2026-05-25 09:26:00 +00:00 · 2026-04-26 21:45:02 +08:00
parent 9dc25987e0
commit 3e6a34297d
365 changed files with 31220 additions and 5303 deletions
@@ -0,0 +1,191 @@
+# RunJournal 替换 History Messages — 方案评估与对比
+
+**日期**：2026-04-11
+**分支**：`rayhpeng/fix-persistence-new`
+**相关 plan**：[`docs/superpowers/plans/2026-04-10-event-store-history.md`](../plans/2026-04-10-event-store-history.md)（尚未落地）
+
+---
+
+## 1. 问题与数据核对
+
+**症状**：SummarizationMiddleware 触发后，前端历史中无法展示 summarize 之前的真实用户消息。
+
+**复现数据**（thread `6d30913e-dcd4-41c8-8941-f66c716cf359`）：
+
+| 数据源 | seq=1 的 message | 总 message 数 | 是否保留原始 human |
+|---|---|---:|---|
+| `run_events`（SQLite） | human `"最新伊美局势"` | 9（1 human + 7 ai_tool_call + 9 tool_result + 1 ai_message） | ✅ |
+| `/history` 响应（`docs/resp.json`） | type=human，content=`"Here is a summary of the conversation to date:…"` | 不定 | ❌（已被 summary 替换）|
+
+**根因**：`backend/app/gateway/routers/threads.py:587-589` 的 `get_thread_history` 从 `checkpoint.channel_values["messages"]` 读取，而 LangGraph 的 SummarizationMiddleware 会原地改写这个列表。
+
+---
+
+## 2. 候选方案
+
+| 方案 | 描述 | 本次是否推荐 |
+|---|---|---|
+| **A. event_store 覆盖 messages**（已有 plan） | `/history`、`/state` 改读 `RunEventStore.list_messages()`，覆盖 `channel_values["messages"]`；其它字段保持 checkpoint 来源 | ✅ 主方案 |
+| B. 修 SummarizationMiddleware | 让 summarize 不原地替换 messages（作为附加 system message） | ❌ 违背 summarize 的 token 预算初衷 |
+| C. 双读合并（checkpoint + event_store diff） | 合并 summarize 切点前后的两段 | ❌ 合并逻辑复杂无额外收益 |
+| D. 切到现有 `/api/threads/{id}/messages` 端点 | 前端直接消费已经存在的 event-store 消息端点（`thread_runs.py:285-323`）| ⚠️ 更干净但需要前端改动 |
+
+---
+
+## 3. Claude 自评 vs Codex 独立评估
+
+两方独立分析了同一份 plan。
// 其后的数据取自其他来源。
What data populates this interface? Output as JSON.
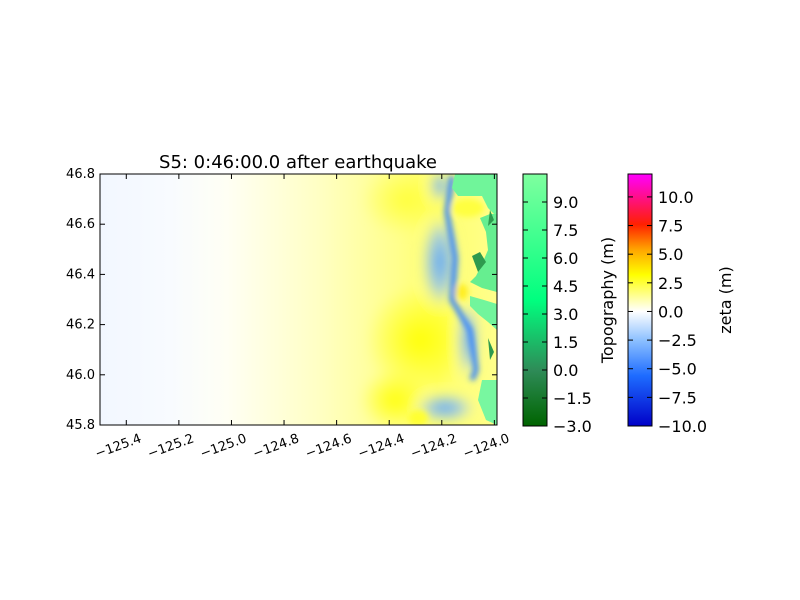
{
  "chart_data": {
    "type": "heatmap",
    "title": "S5: 0:46:00.0 after earthquake",
    "x_ticks": [
      "−125.4",
      "−125.2",
      "−125.0",
      "−124.8",
      "−124.6",
      "−124.4",
      "−124.2",
      "−124.0"
    ],
    "x_tick_values": [
      -125.4,
      -125.2,
      -125.0,
      -124.8,
      -124.6,
      -124.4,
      -124.2,
      -124.0
    ],
    "xlim": [
      -125.5,
      -123.99
    ],
    "y_ticks": [
      "45.8",
      "46.0",
      "46.2",
      "46.4",
      "46.6",
      "46.8"
    ],
    "y_tick_values": [
      45.8,
      46.0,
      46.2,
      46.4,
      46.6,
      46.8
    ],
    "ylim": [
      45.8,
      46.8
    ],
    "colorbars": [
      {
        "label": "Topography (m)",
        "range": [
          -3.0,
          10.5
        ],
        "ticks": [
          "−3.0",
          "−1.5",
          "0.0",
          "1.5",
          "3.0",
          "4.5",
          "6.0",
          "7.5",
          "9.0"
        ],
        "tick_values": [
          -3.0,
          -1.5,
          0.0,
          1.5,
          3.0,
          4.5,
          6.0,
          7.5,
          9.0
        ],
        "colors": [
          "#006400",
          "#2e8b57",
          "#00ff7f",
          "#7fff9f"
        ]
      },
      {
        "label": "zeta (m)",
        "range": [
          -10.0,
          12.0
        ],
        "ticks": [
          "−10.0",
          "−7.5",
          "−5.0",
          "−2.5",
          "0.0",
          "2.5",
          "5.0",
          "7.5",
          "10.0"
        ],
        "tick_values": [
          -10.0,
          -7.5,
          -5.0,
          -2.5,
          0.0,
          2.5,
          5.0,
          7.5,
          10.0
        ],
        "colors": [
          "#0000c8",
          "#1e90ff",
          "#ffffff",
          "#ffff00",
          "#ff8c00",
          "#ff0000",
          "#ff00ff"
        ]
      }
    ]
  }
}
重合点基本一致，但 **Codex 发现了一个我遗漏的关键 bug**。
+
+### 3.1 一致结论
+
+| 维度 | 结论 |
+|---|---|
+| 正确性方向 | event_store 是 append-only + 不受 summarize 影响，方向正确 |
+| ID 补齐 | `uuid5(NAMESPACE_URL, f"{thread_id}:{seq}")` 稳定且确定性，安全 |
+| 前端 schema | 零改动 |
+| Non-message 字段（artifacts/todos/title/thread_data） | summarize 只影响 messages，不需要覆盖其它字段 |
+| 多 checkpoint 语义 | 前端 `useStream` 只取 `limit: 1`（`frontend/src/core/threads/hooks.ts:203-210`），不做时间旅行；latest-only 可接受但应在注释/文档写清楚 |
+| 作用域 | 仅 Gateway mode；Standard mode 直连 LangGraph Server，bug 在默认部署路径仍然存在 |
+
+### 3.2 Claude 的独立观察
+
+1. 已验证数据对齐：plan 文档第 15-28 行的真实数据对齐表与本次 `run_events` 导出一致（9 条消息 id 分布：AI 来自 LLM `lc_run--*`、human/tool 为 None）。
+2. 担心 `run_end` / `run_error` / `cancel` 路径未必都 flush —— 这一点 Codex 实际核查了代码并给出确定结论（见下）。
+3. 方案 A 的单文件改动约 60 行，复杂度小。
+
+### 3.3 Codex 的关键补充（Claude 遗漏）
+
+> **Bug #1 — Plan 用 `limit=1000` 并非全量**
+> `RunEventStore.list_messages()` 的语义是"返回最新 limit 条"（`base.py:51-65`、`db.py:151-181`）。对于消息数超过 1000 的长对话，plan 当前写法会**丢掉最早的消息**，再次引入"消息丢失"bug（只是换了丢失的段）。
+
+> **Bug #2 — helper 就地修改了 store 的 dict**
+> plan 的 helper 里对 `content` 原地写 `id`；`MemoryRunEventStore` 返回的是**活引用**，会污染 store 中的对象。应 deep-copy 或 dict 推导出新对象。
+
+> **Flush 路径已核查**：
+> `RunJournal` 在 threshold (`journal.py:360-373`)、`run_end` (`91-96`)、`run_error` (`97-106`)、worker `finally` (`worker.py:280-286`) 都会 flush；`CancelledError` 也走 finally。**正常 end/error/cancel 都 flush，仅硬 kill / 进程崩溃会丢缓冲区**。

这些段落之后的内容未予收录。